The clock counts down and then... Reset.
A House of Dynamite reveals itself as a narrative split into three parts, with each chapter covering the same events told from different perspectives, each ending on the same cliffhanger.
The second, “Hitting a bullet with a bullet”, focuses on General Brady (Tracy Letts), who isn’t quite as manic as General Buck Turgidson in Stanley Kubrick’s Dr. Strangelove or: How I Learned To Stop Worrying And Love The Bomb, but shares his 1964 counterpart’s desire for pre-emptive counterstrikes. This segment also features North Korea expert Ana Park (Greta Lee) and NSA advisor (Gabriel Basso), who’s advocating for calm and communication.
For the third part of the triptych, “A house filled with dynamite”, we witness events through Secretary of Defense Reid Baker (Jared Harris) and POTUS himself (Idris Elba).
It's a bold structure, but a segmentation which frustratingly flatlines the tension and yields diminishing returns.
What a damn shame, as Bigelow previously tackled mutually assured destruction in 2002’s K-19: The Widowmaker and the prospect of her leaving individual character studies like those in The Hurt Locker and Zero Dark Thirty to embrace an ensemble piece was tantalizing. However, her considerable filmmaking talents, as well as her understanding that anticipation is significantly more terrifying than any visual depiction of destruction, feel undercut by the efforts of former NBC executive and Jackie screenwriter Noah Oppenheim, whose gimmicky timeline rewinds ensure the cast feels uniformly underused.
Worse, his screenplay tanks the inherently gripping atmosphere of the first act, and brims with overearnest moments. Cutaways of children going to school; soldiers overcome with panic and needing to throw up; even a wee dinosaur toy reminding you that children are the future and there may be none to leave behind.
There’s a case to be made for fully humanizing protagonists within a sobering portrait of impending nuclear annihilation, allowing for some tears and open mouth action for the sake of relatability. But when every top-level government employee is depicted as conscientious, ethical and self-aware, it all starts to feel like naive wish fulfilment. Especially in 2025, when we’re faced with the most unserious American government in modern history.

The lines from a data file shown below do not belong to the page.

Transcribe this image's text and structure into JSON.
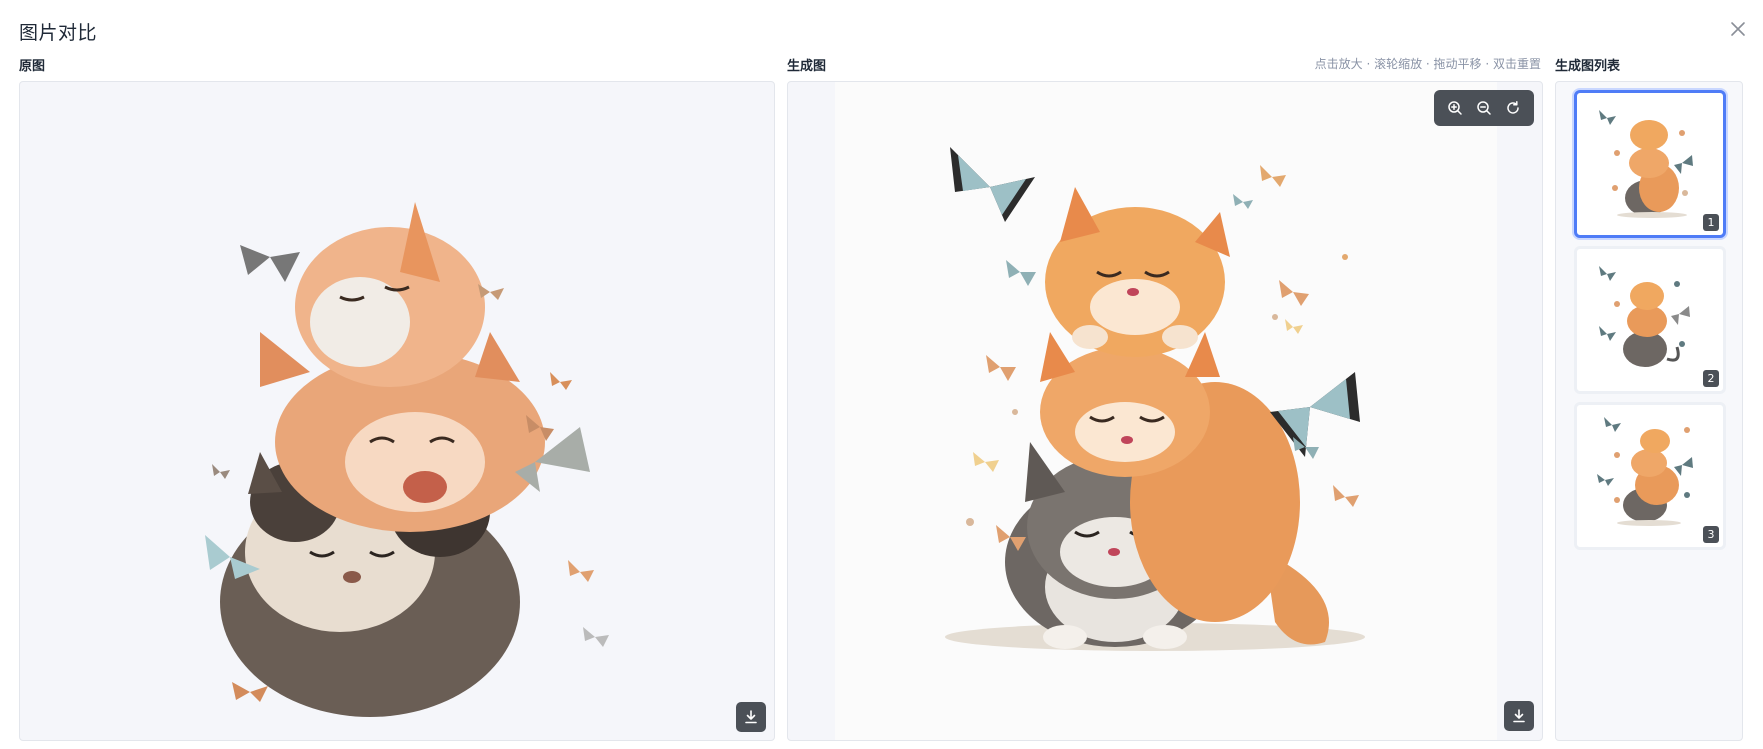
{
  "dialog": {
    "title": "图片对比",
    "close_icon": "close-icon"
  },
  "original": {
    "label": "原图",
    "download_icon": "download-icon"
  },
  "generated": {
    "label": "生成图",
    "hint": "点击放大 · 滚轮缩放 · 拖动平移 · 双击重置",
    "toolbar": [
      "zoom-in-icon",
      "zoom-out-icon",
      "reset-icon"
    ],
    "download_icon": "download-icon"
  },
  "gallery": {
    "label": "生成图列表",
    "items": [
      {
        "index": "1",
        "active": true
      },
      {
        "index": "2",
        "active": false
      },
      {
        "index": "3",
        "active": false
      }
    ]
  },
  "colors": {
    "accent": "#4f7cf7",
    "panel_bg": "#f5f6fa",
    "toolbar_bg": "#4b5057",
    "hint_text": "#8a93a6"
  }
}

For every moment of effective and distressing realism, there's a groan-inducing exchange (“This is insanity” / “No, sir, this is reality”), another rumble from the monotonous score by Volker Bertelmann, and even a death which completely misses its mark, feeling more farcical than harrowing. And when certain elements in your film are unavoidably reminiscent of Dr. Strangelove (the big board, the nuclear playbooks), the last thing you want is a sobering moment making you LOL. The less said about the film's insultingly abrupt conclusion, the better.
For all these many gripes, A House of Dynamite does remain a broadly effective thriller - just one that fails to live up to its electrifying premise. Had Bigelow been working with a better script, it could have been a chilling insider procedural to place proudly next to Sidney Lumet’s Fail Safe and Mick Jackson’s Threads. As it stands, it’s not completely FUBAR, but it's certainly not GOAT.
A House of Dynamite premiered in Competition at this year’s Venice Film Festival and is streaming on Netflix now.